Lawyers are questioning the validity of a government forcibly selling privately owned assets – property built without any government or taxpayer assistance.
But the disaster of the unfolding housing crisis continues now that the threats have been made. There is already talk of a number of housing associations considering de-registering as a social housing provider, paying back their grants and becoming private companies.
Housing Associations were set up as ‘Arms-Length” organisations to combat government policies that attacked homelessness and the poor that was dramatically increased by the Thatcher era and now Cameron’s. It is a very sad thing that they are now capitulating these honourable ideals by seeking to profit from this dire situation as they vacate this desperate hole in the housing market.

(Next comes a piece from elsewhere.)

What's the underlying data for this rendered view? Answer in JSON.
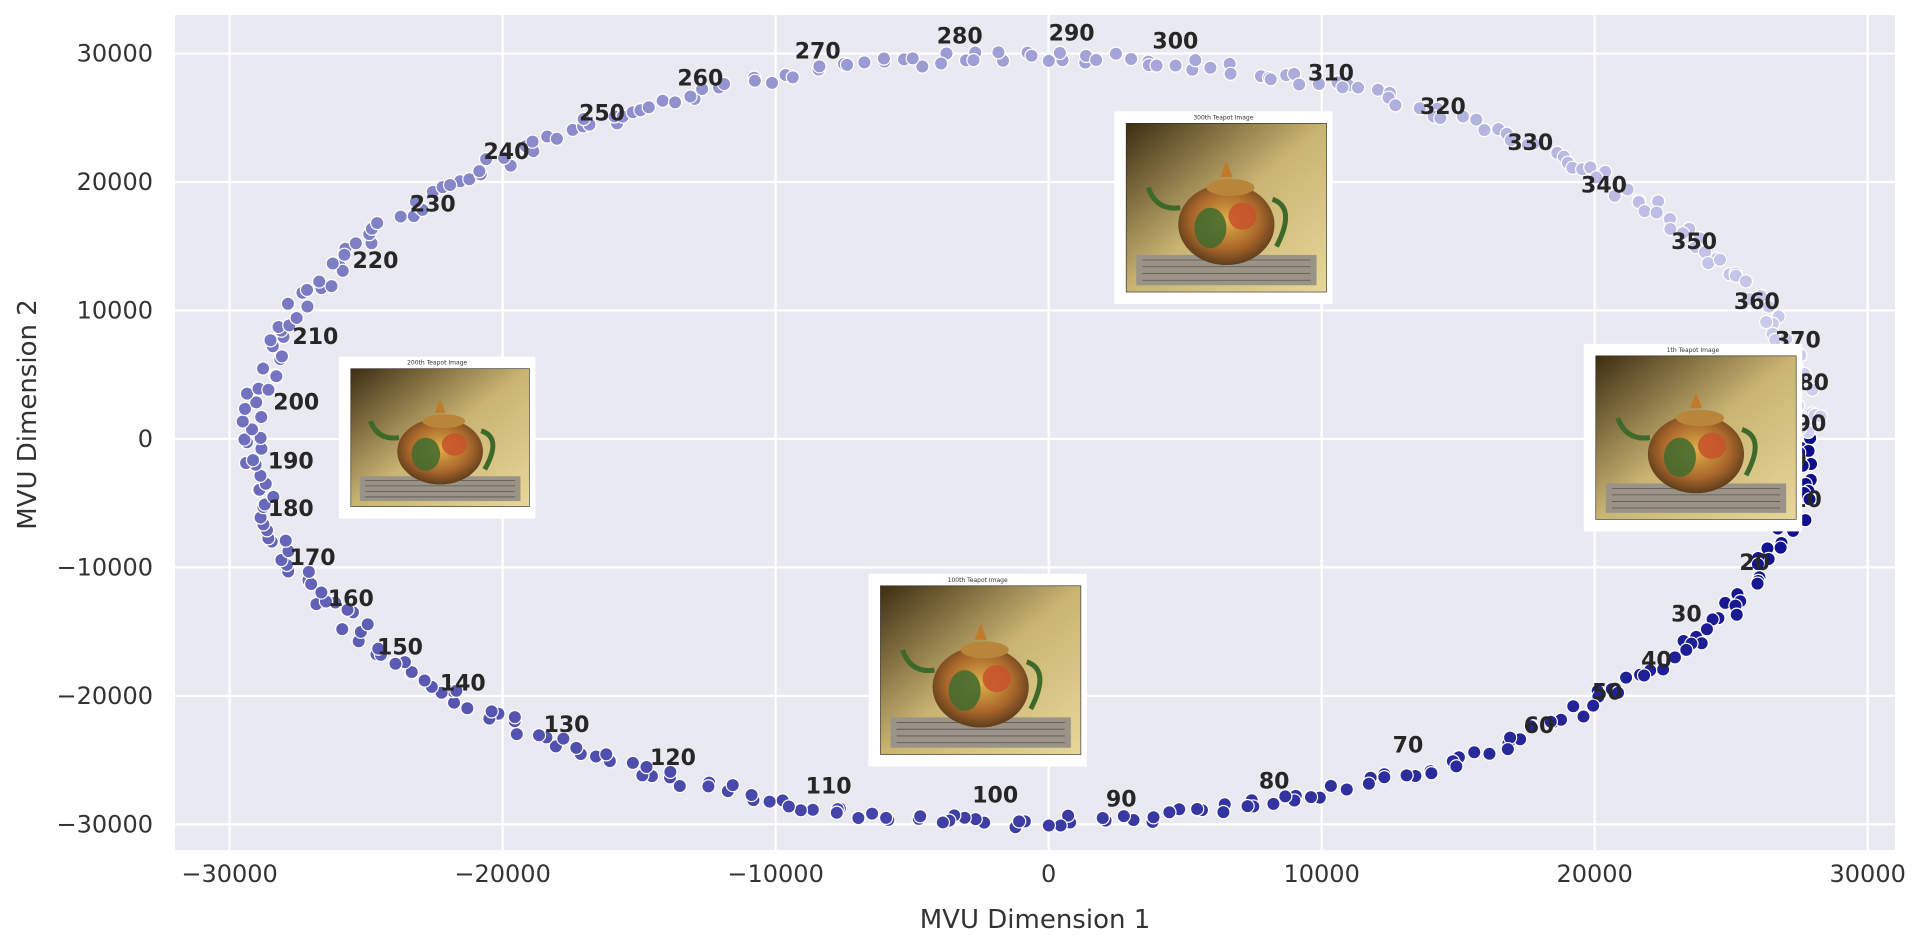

There are now 1,843,992 families in England and Scotland on council housing waiting lists. This is the direct result of average house prices being between nearly 7 times median earnings. This is the direct result of Thatcher’s “big bang” that destroyed mortgage lending criteria leading directly to the massive and unabated house price inflation we see today.
London alone has 344,294 households on a local authority housing waiting list while average house prices in the capital are now 13.4 times median earnings. In some areas over 100 families are competing for each council house that becomes available. The continuing crisis is spelled out for the public on a daily basis. Figures in the government’s latest English Housing Survey show tenants paid 52pc of their gross income in rent last year – up from 40% in just 2 years. Home ownership for the young is no longer an aspiration, more a dream.
This is because house building has largely collapsed and successive governments have allowed an aggressive banking industry to take full control over housing policy by determining ever increasing and unsustainable debt. Banks do not lose out lending money on property, even if it is repossessed or the housing market implodes – as we have been witnessing over the last seven years.
What we are now witnessing is the sustained collapse of social housing – then what?